Mais, mon père — a expliqué Tatien visiblement contrarié — était un philosophe qui ne s'est pas éloigné de nos traditions. La documentation qu'il nous a laissée atteste de sa culture. En outre, il a été assassiné quand il accomplissait un noble devoir en combattant la peste chrétienne.
À ce moment-là, sa mère a exprimé les signes d'une peine évidente, le visage serein, elle lui a expliqué :
Tu te trompes, mon fils ! Tu as grandi aux côtés de Veturius sous la brume épaisse qui cache notre passé... Toutefois, aujourd'hui, je peux t'assurer que Varrus était un adepte de Jésus...
En prenant connaissance de cette révélation inattendue, le jeune homme s'est altéré.
Une étrange rougeur lui est montée à la face, les veines de son visage se sont gonflées, ses lèvres se sont crispées et son expression s'est animalisée.
Effrayée, Cintia est restée muette.
Tout comme le jour de la mort de Silvain, le jeune patricien s'est mis hors de lui.
En cette heure, il ne pouvait se révolter, cependant, il s'est écrié pour se soulager :
Toujours affronté par ce Christ que je ne cherche pas ! Par la gloire de Jupiter, jamais je ne céderai, jamais je ne céderai, jamais je ne céderai !...
Prise d'effroi, sa mère recula.
Jamais, elle ne l'avait vu dans un tel état de déséquilibre.
Tatien présentait un masque indéfinissable de souffrance et de haine comme s'il était d'un seul coup devant son plus terrible adversaire.
Il a dévisagé Cintia, tremblant, s'efforçant en vain de se calmer, puis il a énoncé avec un air de découragement :
Mère, Opilius a raison.
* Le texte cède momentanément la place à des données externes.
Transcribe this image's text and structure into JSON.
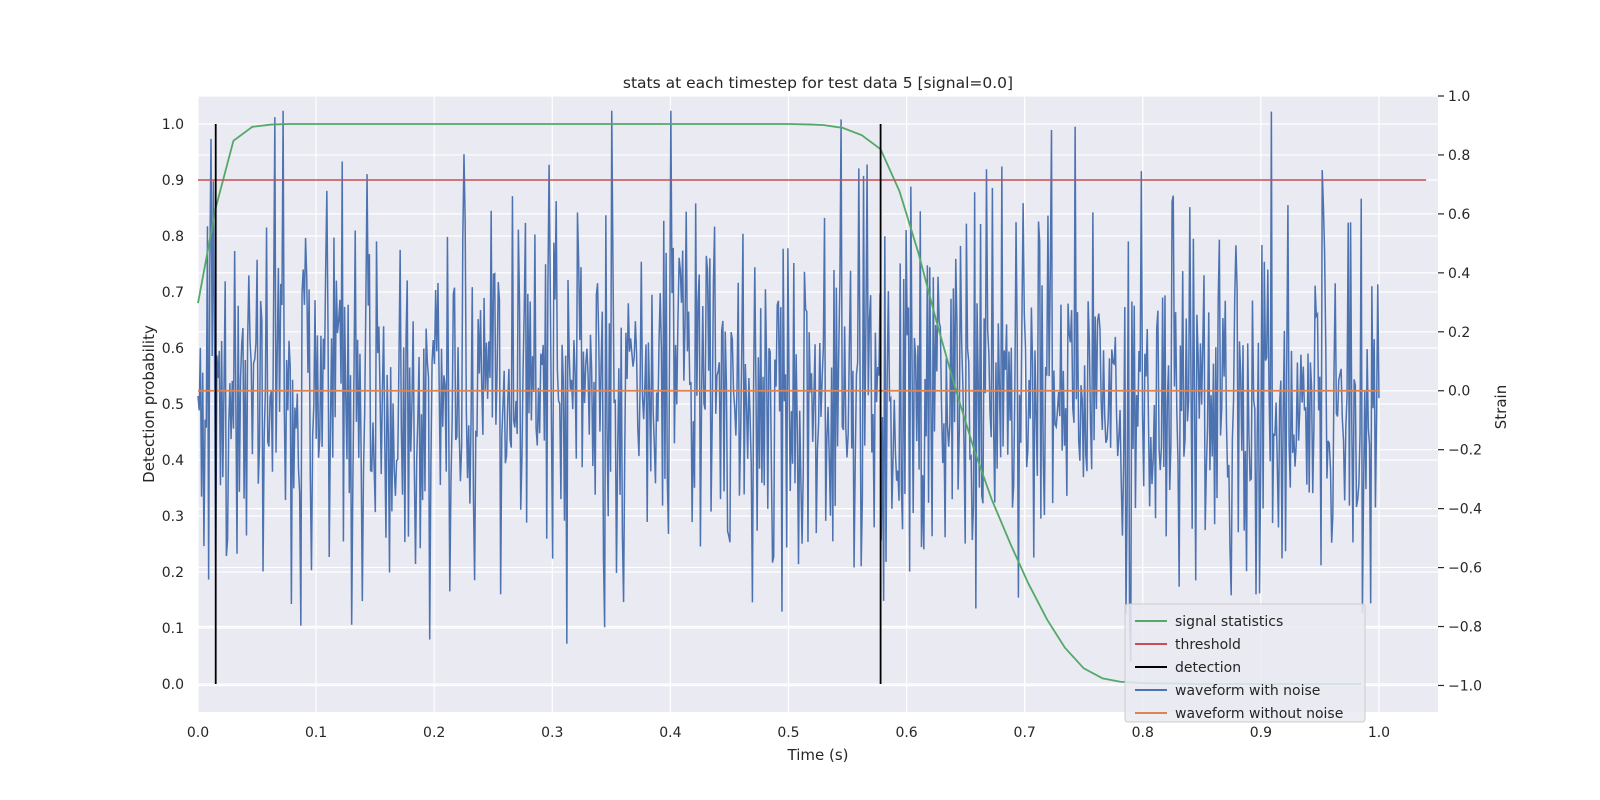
{
  "chart_data": {
    "type": "line",
    "title": "stats at each timestep for test data 5 [signal=0.0]",
    "xlabel": "Time (s)",
    "ylabel": "Detection probability",
    "y2label": "Strain",
    "xlim": [
      0.0,
      1.05
    ],
    "ylim": [
      -0.05,
      1.05
    ],
    "y2lim": [
      -1.09,
      1.0
    ],
    "xticks": [
      0.0,
      0.1,
      0.2,
      0.3,
      0.4,
      0.5,
      0.6,
      0.7,
      0.8,
      0.9,
      1.0
    ],
    "xtick_labels": [
      "0.0",
      "0.1",
      "0.2",
      "0.3",
      "0.4",
      "0.5",
      "0.6",
      "0.7",
      "0.8",
      "0.9",
      "1.0"
    ],
    "yticks": [
      0.0,
      0.1,
      0.2,
      0.3,
      0.4,
      0.5,
      0.6,
      0.7,
      0.8,
      0.9,
      1.0
    ],
    "ytick_labels": [
      "0.0",
      "0.1",
      "0.2",
      "0.3",
      "0.4",
      "0.5",
      "0.6",
      "0.7",
      "0.8",
      "0.9",
      "1.0"
    ],
    "y2ticks": [
      -1.0,
      -0.8,
      -0.6,
      -0.4,
      -0.2,
      0.0,
      0.2,
      0.4,
      0.6,
      0.8,
      1.0
    ],
    "y2tick_labels": [
      "−1.0",
      "−0.8",
      "−0.6",
      "−0.4",
      "−0.2",
      "0.0",
      "0.2",
      "0.4",
      "0.6",
      "0.8",
      "1.0"
    ],
    "grid": true,
    "legend_position": "lower-right",
    "series": [
      {
        "name": "signal statistics",
        "axis": "left",
        "color": "#55a868",
        "x": [
          0.0,
          0.015,
          0.03,
          0.046,
          0.062,
          0.078,
          0.1,
          0.2,
          0.3,
          0.4,
          0.5,
          0.52,
          0.53,
          0.546,
          0.562,
          0.578,
          0.594,
          0.61,
          0.625,
          0.641,
          0.657,
          0.672,
          0.688,
          0.703,
          0.719,
          0.734,
          0.75,
          0.766,
          0.781,
          0.797,
          0.813,
          0.828,
          0.844,
          0.86,
          0.875,
          0.9,
          0.95,
          0.985
        ],
        "y": [
          0.68,
          0.85,
          0.97,
          0.995,
          0.999,
          1.0,
          1.0,
          1.0,
          1.0,
          1.0,
          1.0,
          0.999,
          0.998,
          0.993,
          0.98,
          0.955,
          0.88,
          0.77,
          0.65,
          0.53,
          0.42,
          0.33,
          0.25,
          0.18,
          0.115,
          0.065,
          0.028,
          0.01,
          0.004,
          0.002,
          0.001,
          0.001,
          0.0,
          0.0,
          0.0,
          0.0,
          0.0,
          0.0
        ]
      },
      {
        "name": "threshold",
        "axis": "left",
        "color": "#c44e52",
        "x": [
          0.0,
          1.04
        ],
        "y": [
          0.9,
          0.9
        ]
      },
      {
        "name": "detection",
        "axis": "left",
        "color": "#000000",
        "vlines_x": [
          0.015,
          0.578
        ],
        "y": [
          0.0,
          1.0
        ]
      },
      {
        "name": "waveform with noise",
        "axis": "right",
        "color": "#4c72b0",
        "sample_count": 1000,
        "x_range": [
          0.0,
          1.0
        ],
        "std": 0.33,
        "ylim_clip": [
          -0.95,
          0.95
        ]
      },
      {
        "name": "waveform without noise",
        "axis": "right",
        "color": "#dd8452",
        "x": [
          0.0,
          1.0
        ],
        "y": [
          0.0,
          0.0
        ]
      }
    ]
  }
}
Tu es vraiment démente. La peste t'a rendue folle !...
Et après quelques instants de silence pendant lesquels on ne pouvait entendre que sa respiration haletante, il a ajouté, mélancolique :
Demain, j'épouserai Hélène avec un dard empoisonné à me torturer la poitrine.
Peu après, il l'a enlacée nerveusement avec toute la sollicitude de quelqu'un qui conduit un grave malade et, sans dire un mot, il l'a laissée dans sa chambre, affligée et désappointée.
Depuis ce crépuscule inoubliable, Cintia Julia a été considérée comme folle au sein de sa famille.
Le mariage des jeunes gens s'est réalisé lors de solennités exceptionnelles. Pendant trois jours consécutifs, l'exploitation agricole et l'amphithéâtre régurgitaient d'invités pour les jeux et les fêtes de congratulations avec de joyeuses cérémonies de louanges et de reconnaissance aux divinités bienfaitrices. Mais, dans la splendeur de la réjouissance publique, deux personnages étaient stigmatisés par une angoisse infinie. Opilius et Tatien contraints de devoir garder la maîtresse de maison à l'écart de la vie domestique, gardaient le sourire artificiel sur les lèvres de ceux qui reçoivent la joie du peuple comme une tasse lumineuse pleine de fiel.
Les appartements de Cintia restaient sous bonne garde dirigée par Épipode.
La réception de visites lui fut interdite.
L'entrée des serviteurs eux-mêmes était strictement contrôlée. La femme de Veturius ne pouvait voir que les plus intimes.